On the surface, college campuses seem an unlikely place for impostor syndrome to flourish. The student experience is, after all, replete with feedback and external validation: exam results, essay grades and comments, as well as formative assessments that let students know how they’re doing and give them time and opportunity to shift course if necessary. For students who demonstrate consistent success, such feedback ought to alleviate any sense of imposture or fraudulence. But as McAllum says, “all the external affirmation we provide isn’t having an impact.”
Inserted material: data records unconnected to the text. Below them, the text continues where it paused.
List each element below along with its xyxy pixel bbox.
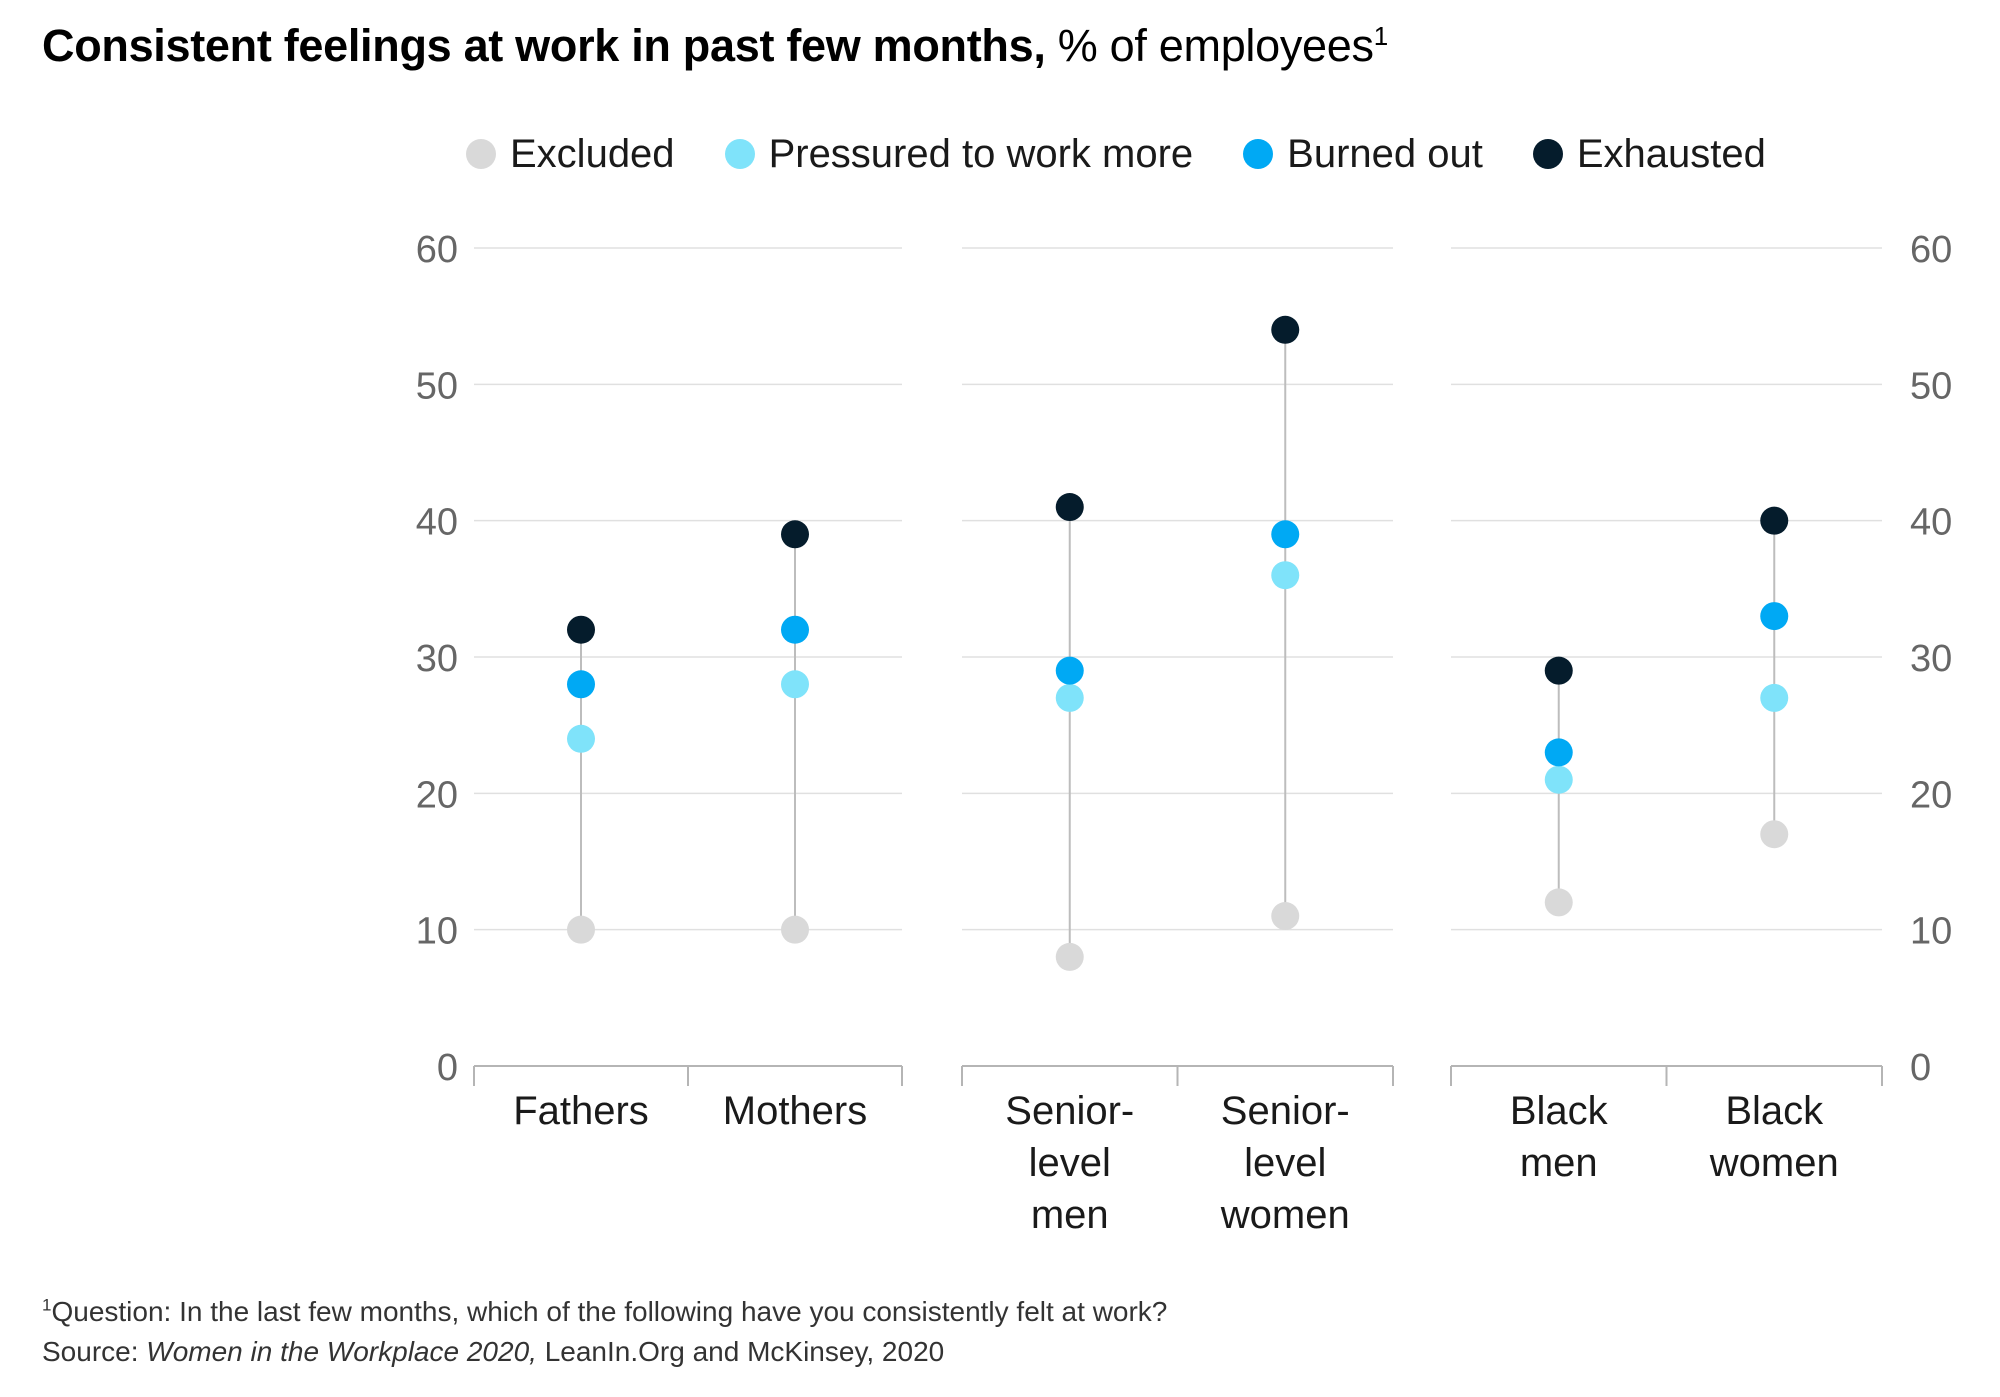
legend-swatch-pressured [724,139,755,169]
dot-burned-out [567,670,595,699]
category-label: level [1029,1141,1111,1185]
dot-excluded [1055,942,1084,971]
title-footnote-marker: 1 [1373,21,1388,51]
legend-swatch-excluded [466,139,496,169]
dot-burned-out [1544,738,1573,767]
source-rest: LeanIn.Org and McKinsey, 2020 [536,1336,945,1367]
category-label: men [1520,1141,1598,1185]
dot-excluded [567,915,595,944]
dot-pressured-to-work-more [1055,683,1084,712]
category-label: women [1709,1141,1839,1185]
footnote: 1Question: In the last few months, which… [42,1292,1167,1372]
source-label: Source: [42,1336,147,1367]
dot-exhausted [1760,506,1789,535]
y-tick-label-left: 60 [416,229,458,271]
category-label: level [1244,1141,1326,1185]
dot-burned-out [781,615,809,644]
y-tick-label-left: 10 [416,911,458,953]
footnote-question-line: 1Question: In the last few months, which… [42,1292,1167,1332]
category-label: Fathers [513,1089,649,1133]
dot-excluded [1544,888,1573,917]
y-tick-label-right: 0 [1910,1047,1931,1089]
dot-burned-out [1760,602,1789,631]
title-subtitle: % of employees [1057,20,1374,71]
y-tick-label-right: 50 [1910,365,1952,407]
legend-item-pressured: Pressured to work more [724,131,1194,177]
legend-item-burned-out: Burned out [1243,132,1483,177]
dot-excluded [1760,820,1789,849]
dot-burned-out [1055,656,1084,685]
category-label: women [1220,1193,1350,1237]
dot-exhausted [1055,493,1084,522]
legend-item-excluded: Excluded [466,132,675,177]
footnote-question: Question: In the last few months, which … [51,1296,1168,1327]
y-tick-label-left: 0 [437,1047,458,1089]
dot-exhausted [781,520,809,549]
footnote-source-line: Source: Women in the Workplace 2020, Lea… [42,1332,1167,1372]
dot-pressured-to-work-more [1271,561,1300,590]
category-label: Senior- [1005,1089,1134,1133]
dot-exhausted [1271,315,1300,344]
category-label: Senior- [1221,1089,1350,1133]
y-tick-label-left: 30 [416,638,458,680]
category-label: men [1031,1193,1109,1237]
legend-label-pressured: Pressured to work more [768,131,1194,176]
legend-label-exhausted: Exhausted [1576,131,1766,176]
y-tick-label-right: 30 [1910,638,1952,680]
footnote-marker: 1 [42,1295,52,1315]
legend-item-exhausted: Exhausted [1532,131,1766,177]
y-tick-label-right: 60 [1910,229,1952,271]
legend-swatch-burned-out [1243,139,1274,169]
y-tick-label-right: 40 [1910,502,1952,544]
source-publication: Women in the Workplace 2020, [146,1336,537,1367]
category-label: Black [1725,1089,1824,1133]
legend-label-burned-out: Burned out [1287,131,1483,176]
y-tick-label-left: 40 [416,502,458,544]
legend-label-excluded: Excluded [510,131,675,176]
category-label: Black [1510,1089,1609,1133]
legend-swatch-exhausted [1532,139,1563,169]
chart-legend: Excluded Pressured to work more Burned o… [466,128,1766,180]
dot-pressured-to-work-more [781,670,809,699]
dot-pressured-to-work-more [567,724,595,753]
chart-title: Consistent feelings at work in past few … [42,20,1388,72]
y-tick-label-right: 20 [1910,774,1952,816]
y-tick-label-left: 50 [416,365,458,407]
dot-pressured-to-work-more [1760,683,1789,712]
title-main: Consistent feelings at work in past few … [42,20,1046,71]
y-tick-label-left: 20 [416,774,458,816]
dot-exhausted [1544,656,1573,685]
category-label: Mothers [723,1089,868,1133]
y-tick-label-right: 10 [1910,911,1952,953]
dot-excluded [1271,902,1300,931]
dot-burned-out [1271,520,1300,549]
dot-excluded [781,915,809,944]
dot-exhausted [567,615,595,644]
dot-pressured-to-work-more [1544,765,1573,794]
No one is immune to impostor syndrome’s effects. Research has shown that impostor syndrome is more prevalent among women and minority students. Mature students who are arriving at college for the first time, or returning to college after many years away, are also prone to the sense that they don’t belong (it may even have been a sense of impostor syndrome in their careers that led them back to campus in the first place.) Millennials, faced with constant comparisons to friends’ accomplishments on social media, can be especially affected.
And yet, those who suffer from impostor syndrome don’t resort to desperate measures in their studies. In a 2005 study out of DePaul University, students who reported impostor tendencies also reported low incidence of cheating and plagiarism, while students without impostor syndrome were more likely to engage in such behaviors. Impostor syndrome, it seems, causes people to double down on their studies.
Despite this, impostor syndrome can get in the way of student achievement and prevent people from realizing their full potential. There are several things you can to do try to counteract those feelings within your class—some obvious, others apparently counterintuitive.
1. Remind students they belong
McAllum has adopted a few in-class techniques to address impostor syndrome in her students. She typically begins a course by assuring all her students that they deserve to be there, because they have demonstrated some specific academic capabilities, and that this course will move them forward in their understanding.
She also includes, in all her teaching materials, a picture of a bungee instructor pushing a jumper off a bridge. “I tell them, ‘This is what I am going to do to you in this course. You’re going to fall and bounce back up and search for your footing, and it’s both frightening and exhilarating.’”
2. Give them freedom: don’t hover over them
McAllum says impostor syndrome’s impact on the classroom manifests as an intense need for certainty and clarity. But she cautions her fellow professors against trying too hard to meet those needs. “I remember the time I gave my students an assignment, and after I posted it, I told a colleague that I was worried I hadn’t given them enough instruction,” she recalls. “And my friend replied, ‘Kirstie, they’re adult learners.’ That’s when I thought, ‘Oh my God, I’m becoming a helicopter professor!’ It’s important to find ways of being responsive to what students are working on, and to their feelings, without holding their hands.”
3. Embrace risk
Alison Cook-Sather, a professor of education at Pennsylvania’s Bryn Mawr College and the Director of its Teaching and Learning Institute, agrees. In her search for the right balance, she has focused on turning her classroom into a “brave space”—rather than a “safe space”—where students are encouraged to open up and take risks in an atmosphere of mutual respect.
“In the classroom, I think a ‘safe space’ is a lie,” says Cook-Sather. “You can’t create a safe space if you want people to be learning. There has to be risk, challenge, fear and discomfort.” The brave-space concept introduces all those elements into the classroom setting openly and deliberately, setting a specific goal for the tone of discussion. And while it takes a fair amount of effort early in the course to establish that tone, Cook-Sather says, it pays off over the course of the semester. “In a brave space people can share their fears and vulnerabilities, and when people realize that everyone has them, it counteracts impostor syndrome.”
4. Make yourself scarce
While McAllum appreciates that technology makes faculty more accessible to students, from emails to weekend video-chat office hours, she also cautions against being too available—it can be detrimental to student independence. “I always tell my students I don’t answer email on the weekends, no matter when your assignment is due.”
Instead, McAllum prefers to give her students resources they can turn to on their own. “I give my students prior examples of successful student work, but widely divergent examples,” she says. “That way, they see that there are many different pathways to success. It gives them the freedom to do their own thing.”